Disconnecting camunda-1

Applying the isolated label on camunda-1 causes the cluster to reach an unhealthy state, since it has now suffered 2 node losses. The remaining node, camunda-2, cannot form a cluster and is unable to proceed in the startup sequence to start initiating backups.

Rejoining brokers

Removing the label from the disconnected pods,

kubectl label pod camunda-0 isolated-
kubectl label pod camunda-1 isolated-

causes yet another handover, this time back to the camunda-0 node, and the schedule's execution continues as expected.

next-backup

next-backup-execution

Bonus: Retention

Having the cluster running long enough causes retention to kick in, so its metrics and results are also available in the dashboard. We can see that we have 3 backups deleted for each partition.

retention

We also see the earliest backup still present that was not picked up by retention, 1773840375165. Looking in the logs, we can also confirm its execution time, 15:26.

retention-earliest

Since our backups started at 15:17, we expect to have backups available at the following timestamps:

  • 15:17
  • 15:20
  • 15:23
  • 15:26
  • 15:29...

Since retention was executed at 15:55, the reported count of backups pruned is on par with what's expected.

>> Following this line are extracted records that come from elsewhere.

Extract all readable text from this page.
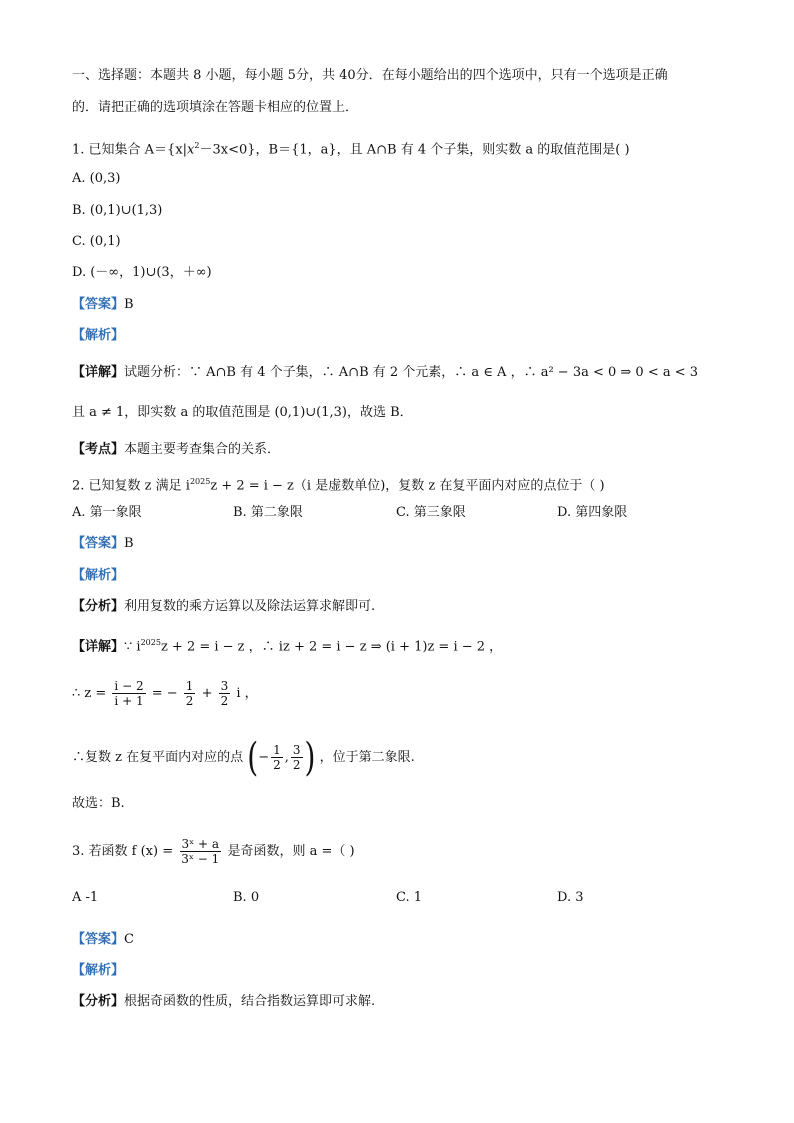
一、选择题：本题共 8 小题，每小题 5分，共 40分．在每小题给出的四个选项中，只有一个选项是正确
的．请把正确的选项填涂在答题卡相应的位置上．
1. 已知集合 $A=\{x|x^2-3x<0\}$，B＝{1，a}，且 A∩B 有 4 个子集，则实数 a 的取值范围是( )
A. (0,3)
B. (0,1)∪(1,3)
C. (0,1)
D. (－∞，1)∪(3，＋∞)
【答案】B
【解析】
【详解】试题分析：∵ A∩B 有 4 个子集，∴ A∩B 有 2 个元素，∴ a ∈ A ，∴ a² − 3a < 0 ⇒ 0 < a < 3
且 a ≠ 1，即实数 a 的取值范围是 (0,1)∪(1,3)，故选 B．
【考点】本题主要考查集合的关系．
2. 已知复数 z 满足 $i^{2025}z + 2 = i - z(i$ 是虚数单位)，复数 z 在复平面内对应的点位于（ )
A. 第一象限	B. 第二象限	C. 第三象限	D. 第四象限
【答案】B
【解析】
【分析】利用复数的乘方运算以及除法运算求解即可.
【详解】∵ $i^{2025}z + 2 = i - z$ ，∴ iz + 2 = i − z ⇒ (i + 1)z = i − 2 ，
∴ $z = \frac{i - 2}{i + 1}$ = − $\frac{1}{2} + \frac{3}{2}$ i ，
∴复数 z 在复平面内对应的点 (− $\frac{1}{2}$ , $\frac{3}{2}$ ) ，位于第二象限.
故选：B.
3. 若函数 f $(x) = \frac{\text{3ˣ + a}}{\text{3ˣ − 1}}$ 是奇函数，则 a =（ )
A -1	B. 0	C. 1	D. 3
【答案】C
【解析】
【分析】根据奇函数的性质，结合指数运算即可求解.
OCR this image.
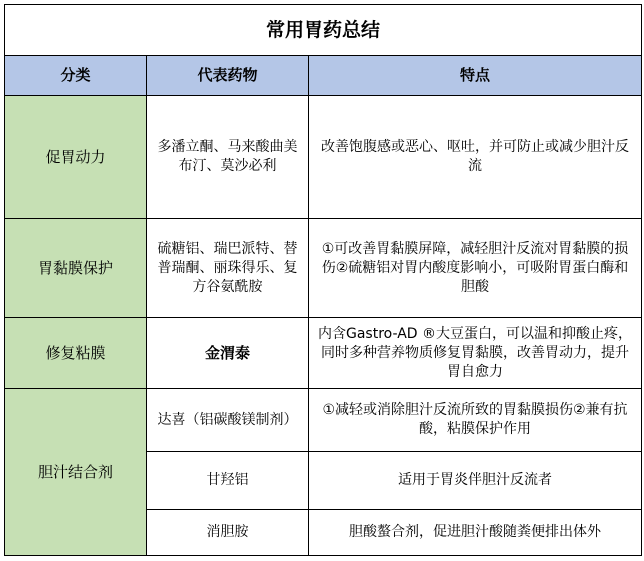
常用胃药总结		
分类	代表药物	特点
促胃动力	多潘立酮、马来酸曲美布汀、莫沙必利	改善饱腹感或恶心、呕吐，并可防止或减少胆汁反流
胃黏膜保护	硫糖铝、瑞巴派特、替普瑞酮、丽珠得乐、复方谷氨酰胺	①可改善胃黏膜屏障，减轻胆汁反流对胃黏膜的损伤②硫糖铝对胃内酸度影响小，可吸附胃蛋白酶和胆酸
修复粘膜	金渭泰	内含Gastro-AD ®大豆蛋白，可以温和抑酸止疼，同时多种营养物质修复胃黏膜，改善胃动力，提升胃自愈力
胆汁结合剂	达喜（铝碳酸镁制剂）	①减轻或消除胆汁反流所致的胃黏膜损伤②兼有抗酸，粘膜保护作用
	甘羟铝	适用于胃炎伴胆汁反流者
	消胆胺	胆酸螯合剂，促进胆汁酸随粪便排出体外
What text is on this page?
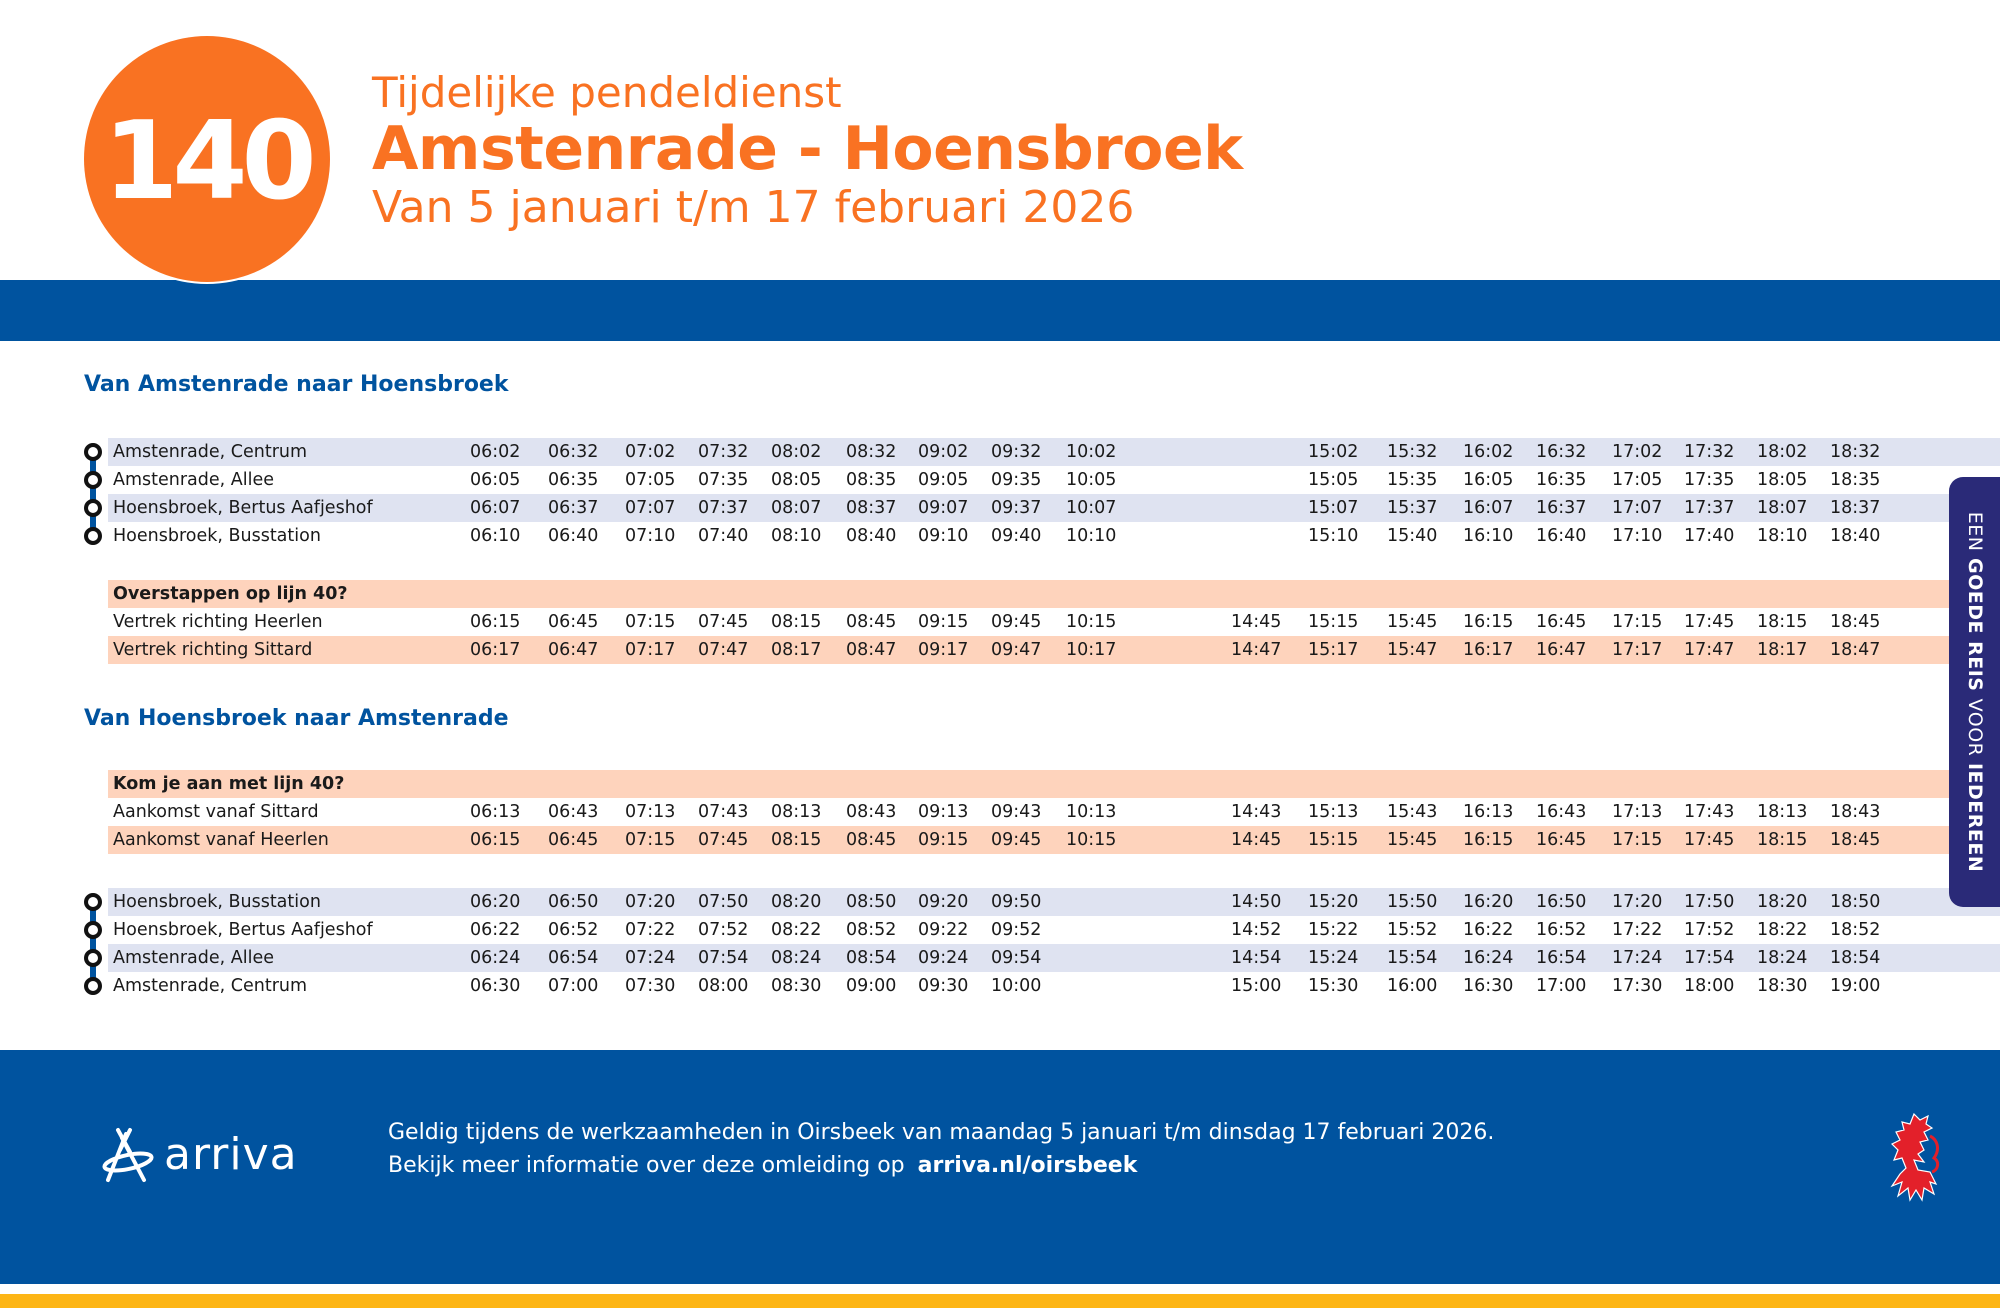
140
Tijdelijke pendeldienst
Amstenrade - Hoensbroek
Van 5 januari t/m 17 februari 2026
Van Amstenrade naar Hoensbroek
Amstenrade, Centrum	06:02 06:32 07:02 07:32 08:02 08:32 09:02 09:32 10:02	15:02 15:32 16:02 16:32 17:02 17:32 18:02 18:32
Amstenrade, Allee	06:05 06:35 07:05 07:35 08:05 08:35 09:05 09:35 10:05	15:05 15:35 16:05 16:35 17:05 17:35 18:05 18:35
Hoensbroek, Bertus Aafjeshof	06:07 06:37 07:07 07:37 08:07 08:37 09:07 09:37 10:07	15:07 15:37 16:07 16:37 17:07 17:37 18:07 18:37
Hoensbroek, Busstation	06:10 06:40 07:10 07:40 08:10 08:40 09:10 09:40 10:10	15:10 15:40 16:10 16:40 17:10 17:40 18:10 18:40
Overstappen op lijn 40?
Vertrek richting Heerlen	06:15 06:45 07:15 07:45 08:15 08:45 09:15 09:45 10:15	14:45 15:15 15:45 16:15 16:45 17:15 17:45 18:15 18:45
Vertrek richting Sittard	06:17 06:47 07:17 07:47 08:17 08:47 09:17 09:47 10:17	14:47 15:17 15:47 16:17 16:47 17:17 17:47 18:17 18:47
Van Hoensbroek naar Amstenrade
Kom je aan met lijn 40?
Aankomst vanaf Sittard	06:13 06:43 07:13 07:43 08:13 08:43 09:13 09:43 10:13	14:43 15:13 15:43 16:13 16:43 17:13 17:43 18:13 18:43
Aankomst vanaf Heerlen	06:15 06:45 07:15 07:45 08:15 08:45 09:15 09:45 10:15	14:45 15:15 15:45 16:15 16:45 17:15 17:45 18:15 18:45
Hoensbroek, Busstation	06:20 06:50 07:20 07:50 08:20 08:50 09:20 09:50	14:50 15:20 15:50 16:20 16:50 17:20 17:50 18:20 18:50
Hoensbroek, Bertus Aafjeshof	06:22 06:52 07:22 07:52 08:22 08:52 09:22 09:52	14:52 15:22 15:52 16:22 16:52 17:22 17:52 18:22 18:52
Amstenrade, Allee	06:24 06:54 07:24 07:54 08:24 08:54 09:24 09:54	14:54 15:24 15:54 16:24 16:54 17:24 17:54 18:24 18:54
Amstenrade, Centrum	06:30 07:00 07:30 08:00 08:30 09:00 09:30 10:00	15:00 15:30 16:00 16:30 17:00 17:30 18:00 18:30 19:00
EEN GOEDE REIS VOOR IEDEREEN
arriva	Geldig tijdens de werkzaamheden in Oirsbeek van maandag 5 januari t/m dinsdag 17 februari 2026.
Bekijk meer informatie over deze omleiding op arriva.nl/oirsbeek
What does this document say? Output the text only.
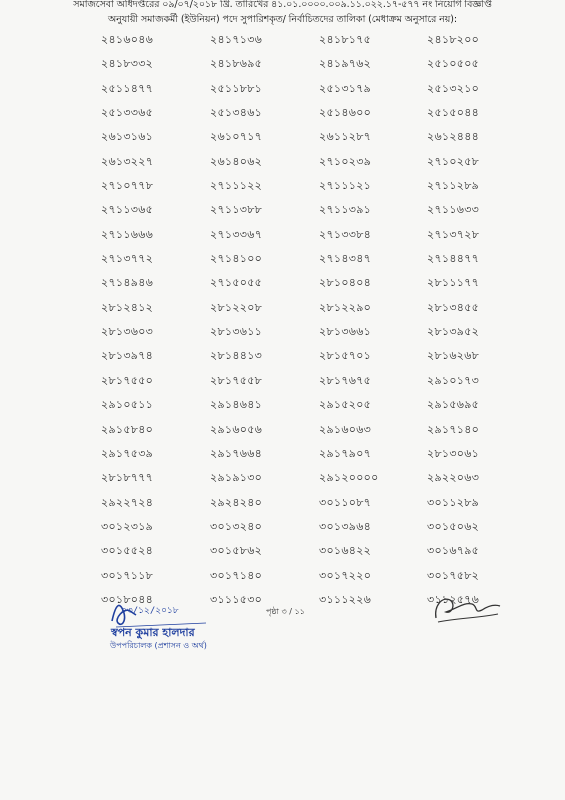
সমাজসেবা অধিদপ্তরের ০৯/০৭/২০১৮ খ্রি. তারিখের ৪১.০১.০০০০.০০৯.১১.০২২.১৭-৫৭৭ নং নিয়োগ বিজ্ঞপ্তি
অনুযায়ী সমাজকর্মী (ইউনিয়ন) পদে সুপারিশকৃত/ নির্বাচিতদের তালিকা (মেধাক্রম অনুসারে নয়):
২৪১৬০৪৬	২৪১৭১৩৬	২৪১৮১৭৫	২৪১৮২০০
২৪১৮৩৩২	২৪১৮৬৯৫	২৪১৯৭৬২	২৫১০৫০৫
২৫১১৪৭৭	২৫১১৮৮১	২৫১৩১৭৯	২৫১৩২১০
২৫১৩৩৬৫	২৫১৩৪৬১	২৫১৪৬০০	২৫১৫০৪৪
২৬১৩১৬১	২৬১০৭১৭	২৬১১২৮৭	২৬১২৪৪৪
২৬১৩২২৭	২৬১৪০৬২	২৭১০২৩৯	২৭১০২৫৮
২৭১০৭৭৮	২৭১১১২২	২৭১১১২১	২৭১১২৮৯
২৭১১৩৬৫	২৭১১৩৮৮	২৭১১৩৯১	২৭১১৬৩৩
২৭১১৬৬৬	২৭১৩৩৬৭	২৭১৩৩৮৪	২৭১৩৭২৮
২৭১৩৭৭২	২৭১৪১০০	২৭১৪৩৪৭	২৭১৪৪৭৭
২৭১৪৯৪৬	২৭১৫০৫৫	২৮১০৪০৪	২৮১১১৭৭
২৮১২৪১২	২৮১২২০৮	২৮১২২৯০	২৮১৩৪৫৫
২৮১৩৬০৩	২৮১৩৬১১	২৮১৩৬৬১	২৮১৩৯৫২
২৮১৩৯৭৪	২৮১৪৪১৩	২৮১৫৭০১	২৮১৬২৬৮
২৮১৭৫৫০	২৮১৭৫৫৮	২৮১৭৬৭৫	২৯১০১৭৩
২৯১০৫১১	২৯১৪৬৪১	২৯১৫২০৫	২৯১৫৬৯৫
২৯১৫৮৪০	২৯১৬০৫৬	২৯১৬০৬৩	২৯১৭১৪০
২৯১৭৫৩৯	২৯১৭৬৬৪	২৯১৭৯০৭	২৮১৩০৬১
২৮১৮৭৭৭	২৯১৯১৩০	২৯১২০০০০	২৯২২০৬৩
২৯২২৭২৪	২৯২৪২৪০	৩০১১০৮৭	৩০১১২৮৯
৩০১২৩১৯	৩০১৩২৪০	৩০১৩৯৬৪	৩০১৫০৬২
৩০১৫৫২৪	৩০১৫৮৬২	৩০১৬৪২২	৩০১৬৭৯৫
৩০১৭১১৮	৩০১৭১৪০	৩০১৭২২০	৩০১৭৫৮২
৩০১৮০৪৪	৩১১১৫৩০	৩১১১২২৬	৩১১২৫৭৬
০৩/১২/২০১৮
স্বপন কুমার হালদার
উপপরিচালক (প্রশাসন ও অর্থ)
পৃষ্ঠা ৩ / ১১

Backups taken at 15:17, 15:20, and 15:23 all satisfy being 30 minutes before the retention mechanism execution.

Conclusion

In this experiment, we've validated that the checkpoint and backup scheduler can maintain the configured backup interval while surviving broker disconnects and topology changes. The service successfully demonstrated automatic failover, transferring from camunda-0 to camunda-1 when the primary broker was isolated, and seamlessly returning control when the original broker rejoined the cluster.

Key findings include:

  1. Automatic failover: The scheduler service correctly reassigns to the next available broker with the lowest ID when the current scheduler node becomes unavailable
  2. Dynamic interval adjustment: The scheduler adapts its timing to compensate for disruptions, ensuring backups remain on schedule despite temporary delays
  3. Retention reliability: The retention mechanism functions properly, maintaining the configured rolling window and properly cleaning up expired backups

These results confirm that operators can rely on the checkpoint scheduler to maintain continuous backup operations even with cluster-level disruptions, guaranteeing the system's ability to properly maintain the configured schedule without manual intervention.